Definitely, because first JSON was just a possible format, secondly, whatever format is used, it is serialisation format for a native language, using the native APIs of the platform.

There is no interpretation going on.

The abstraction layer for react native has JavaScript engine in the middle, plus a marshaling layer to go through OS APIs, and on Android is double slow, because NDK only has game related APIs, anything else requires a second marshaling call to go through JNI.

I had this experience as well!

I think a big limitation to this approach is actually finding (competent) C++ devs who are willing to work on mobile, otherwise it works really well.

Would it be possible to use Go for this? That compiles to native code, although it does include a much more significant runtime than C, it's safer than C or C++, and it's famously easy for developers to pick up as as second language.
Probably not very well, as these solutions typically involve FFI, and integrating thw runtimes would be a big pain. On the other hand, Rust is ideally suited foe this use case. Personally I'd love to see a Rust + react-native combo.
Multiple event loop integration is something projects get to very late in their lifecycle, if they ever get to it at all. Tokio is no exception: https://github.com/tokio-rs/tokio/issues/2443

When I used to write more networking C code, I used to be careful to write my libraries to be event loop agnostic. And if my library had its own event loop, I made sure that it could be stepped independently so it could sit atop another application event loop. This is alot easier on modern Unix systems because kqueue and epoll can be stacked--you can poll a kqueue/epoll descriptor from another kqueue/epoll descriptor, so sockets, timers, etc registered with the first will bubble up to the parent and your library-specific event loop can just export a single file descriptor to be polled by another event loop.[1] Windows doesn't have such a capability so there's no simple way to bubble events.

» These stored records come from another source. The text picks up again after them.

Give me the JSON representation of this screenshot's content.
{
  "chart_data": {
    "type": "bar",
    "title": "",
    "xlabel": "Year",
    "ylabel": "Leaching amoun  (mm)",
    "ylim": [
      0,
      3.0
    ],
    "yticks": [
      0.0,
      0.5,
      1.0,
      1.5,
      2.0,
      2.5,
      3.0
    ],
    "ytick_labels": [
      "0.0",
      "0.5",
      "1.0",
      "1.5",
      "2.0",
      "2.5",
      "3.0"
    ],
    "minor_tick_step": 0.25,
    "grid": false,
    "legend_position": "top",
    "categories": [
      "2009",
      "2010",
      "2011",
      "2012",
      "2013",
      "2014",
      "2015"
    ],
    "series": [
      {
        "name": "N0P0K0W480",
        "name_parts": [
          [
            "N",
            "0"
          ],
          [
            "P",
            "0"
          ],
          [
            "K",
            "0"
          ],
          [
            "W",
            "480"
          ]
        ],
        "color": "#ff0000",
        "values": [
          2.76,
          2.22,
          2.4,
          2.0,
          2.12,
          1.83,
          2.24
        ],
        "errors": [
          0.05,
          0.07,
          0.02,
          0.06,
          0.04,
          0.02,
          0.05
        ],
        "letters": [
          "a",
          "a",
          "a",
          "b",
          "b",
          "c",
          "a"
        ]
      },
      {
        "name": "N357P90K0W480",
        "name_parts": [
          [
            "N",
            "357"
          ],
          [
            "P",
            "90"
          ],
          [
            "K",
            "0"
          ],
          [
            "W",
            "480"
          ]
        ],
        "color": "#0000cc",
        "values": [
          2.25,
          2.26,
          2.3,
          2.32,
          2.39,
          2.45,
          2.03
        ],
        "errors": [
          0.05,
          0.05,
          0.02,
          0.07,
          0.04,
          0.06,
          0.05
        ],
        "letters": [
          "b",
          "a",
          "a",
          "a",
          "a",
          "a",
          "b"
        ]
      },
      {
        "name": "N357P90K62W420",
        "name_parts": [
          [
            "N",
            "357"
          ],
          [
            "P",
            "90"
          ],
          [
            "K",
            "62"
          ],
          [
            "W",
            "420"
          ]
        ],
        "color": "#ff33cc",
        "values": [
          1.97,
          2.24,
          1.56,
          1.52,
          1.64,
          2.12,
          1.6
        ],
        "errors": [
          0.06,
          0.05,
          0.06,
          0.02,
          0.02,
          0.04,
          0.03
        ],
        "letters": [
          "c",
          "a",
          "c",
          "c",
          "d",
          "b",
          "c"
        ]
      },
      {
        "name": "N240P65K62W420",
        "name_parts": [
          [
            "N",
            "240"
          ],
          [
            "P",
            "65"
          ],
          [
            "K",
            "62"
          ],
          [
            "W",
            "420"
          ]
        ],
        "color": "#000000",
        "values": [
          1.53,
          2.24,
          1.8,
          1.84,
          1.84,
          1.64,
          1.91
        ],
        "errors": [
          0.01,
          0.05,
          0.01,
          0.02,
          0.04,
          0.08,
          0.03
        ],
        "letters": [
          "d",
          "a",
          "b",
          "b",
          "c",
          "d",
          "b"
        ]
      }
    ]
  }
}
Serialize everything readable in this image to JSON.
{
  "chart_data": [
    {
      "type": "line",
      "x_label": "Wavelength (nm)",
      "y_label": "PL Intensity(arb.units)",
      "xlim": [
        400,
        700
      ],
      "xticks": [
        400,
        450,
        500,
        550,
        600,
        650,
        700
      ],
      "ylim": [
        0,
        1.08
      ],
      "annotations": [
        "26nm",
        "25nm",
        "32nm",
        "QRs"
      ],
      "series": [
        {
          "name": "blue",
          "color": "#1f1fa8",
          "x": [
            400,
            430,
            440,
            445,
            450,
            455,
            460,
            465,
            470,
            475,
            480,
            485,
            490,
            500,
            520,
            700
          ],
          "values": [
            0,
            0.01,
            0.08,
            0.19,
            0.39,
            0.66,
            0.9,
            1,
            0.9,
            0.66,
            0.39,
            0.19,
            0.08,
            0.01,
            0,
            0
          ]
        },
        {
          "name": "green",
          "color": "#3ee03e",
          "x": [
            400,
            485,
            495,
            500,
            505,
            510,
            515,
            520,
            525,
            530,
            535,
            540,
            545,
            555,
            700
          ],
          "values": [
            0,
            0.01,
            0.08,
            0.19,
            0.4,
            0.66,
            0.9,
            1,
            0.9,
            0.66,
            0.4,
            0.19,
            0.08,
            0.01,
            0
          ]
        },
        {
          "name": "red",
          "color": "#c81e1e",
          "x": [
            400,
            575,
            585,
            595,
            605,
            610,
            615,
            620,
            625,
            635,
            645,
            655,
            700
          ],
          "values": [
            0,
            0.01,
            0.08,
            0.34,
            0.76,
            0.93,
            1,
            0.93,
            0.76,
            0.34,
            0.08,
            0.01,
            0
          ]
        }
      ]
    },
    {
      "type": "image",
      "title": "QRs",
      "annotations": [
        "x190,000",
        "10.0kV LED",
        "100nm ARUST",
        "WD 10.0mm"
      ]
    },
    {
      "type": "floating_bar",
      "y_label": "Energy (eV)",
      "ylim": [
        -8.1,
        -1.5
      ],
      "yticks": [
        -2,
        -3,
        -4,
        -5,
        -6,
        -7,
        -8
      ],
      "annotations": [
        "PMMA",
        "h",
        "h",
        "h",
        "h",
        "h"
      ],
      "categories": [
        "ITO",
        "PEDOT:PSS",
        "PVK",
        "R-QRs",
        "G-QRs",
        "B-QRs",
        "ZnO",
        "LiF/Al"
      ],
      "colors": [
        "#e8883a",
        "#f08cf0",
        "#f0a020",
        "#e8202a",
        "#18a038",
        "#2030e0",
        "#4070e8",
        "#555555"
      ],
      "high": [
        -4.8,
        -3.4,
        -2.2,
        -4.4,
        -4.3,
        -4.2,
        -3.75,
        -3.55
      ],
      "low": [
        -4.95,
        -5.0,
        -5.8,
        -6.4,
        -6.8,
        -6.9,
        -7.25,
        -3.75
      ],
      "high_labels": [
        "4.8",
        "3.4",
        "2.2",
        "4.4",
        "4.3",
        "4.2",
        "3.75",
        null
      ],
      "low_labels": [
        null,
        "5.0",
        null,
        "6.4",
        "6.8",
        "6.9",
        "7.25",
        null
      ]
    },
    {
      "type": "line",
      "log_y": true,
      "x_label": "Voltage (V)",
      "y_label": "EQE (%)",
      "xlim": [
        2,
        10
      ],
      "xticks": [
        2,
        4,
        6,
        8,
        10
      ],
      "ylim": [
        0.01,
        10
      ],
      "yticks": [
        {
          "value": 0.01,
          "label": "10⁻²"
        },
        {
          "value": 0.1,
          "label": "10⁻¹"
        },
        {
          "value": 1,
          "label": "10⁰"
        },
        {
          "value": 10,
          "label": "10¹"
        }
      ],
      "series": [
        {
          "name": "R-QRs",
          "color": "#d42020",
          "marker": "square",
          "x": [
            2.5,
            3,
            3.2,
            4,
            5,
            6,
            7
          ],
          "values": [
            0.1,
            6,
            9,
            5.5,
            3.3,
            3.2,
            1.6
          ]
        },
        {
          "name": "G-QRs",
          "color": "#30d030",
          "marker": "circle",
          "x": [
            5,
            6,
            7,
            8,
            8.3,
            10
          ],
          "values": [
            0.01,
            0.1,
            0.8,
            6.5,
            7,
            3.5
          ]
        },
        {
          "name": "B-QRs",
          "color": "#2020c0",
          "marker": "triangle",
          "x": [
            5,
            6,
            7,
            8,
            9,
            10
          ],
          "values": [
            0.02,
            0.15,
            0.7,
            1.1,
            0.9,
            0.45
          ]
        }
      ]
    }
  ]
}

Of course, you can run your different event loops in different threads, but then you have to deal with the nightmare of shared data multithreading. Rust makes multi-threading "fearless" because it heavily restricts multiple threads from holding references to the same object, so Rust doesn't help in this regard, especially considering you're integrating with non-Rust code and, worst of all, GUI APIs, which tend to be some of the most inscrutable and hostile code with which to integrate.

[1] This is effectively structured concurrency as a first-class kernel interface, an elegant characteristic of kqueue and epoll that is sorely underappreciated and rarely used.

The thing with C and C++, is that they are part of the SDK, anything else is on you to improve the development experience, integrate libraries, or debug FFI issues.
Not easy because they must also be willing to endure the 2nd class tooling that Google creates for C and C++ on the platform, on top of the usual development issues.

But still, it is much enjoyable than using any other framework that adds even more layers to the puzzle.

> Keep all of your business logic and as much of the rest of your code as possible in platform-neutral …Something you can call into from all native platforms.

This to me is the big win of Webassembly: you can compile with gcc/Clang to target it as well. It makes the browser another “native platform”

I actually agree and chose C++ as well, but eluded that part of your quote because it could be a more general choice than just those two.

In theory, in practice the tooling is a pain to deal with versus traditional native workflows, and we are stuck with MVP 1.0.

https://www.youtube.com/watch?v=ElCnUIr5XtI

Indeed, this is the best approach for cross platform native applications.
C and C++ are awful for business logic. You will be outcompeted by teams using JS or TypeScript.
Despite my usual rants, that is a matter of developer competency and development processes, not programming languages.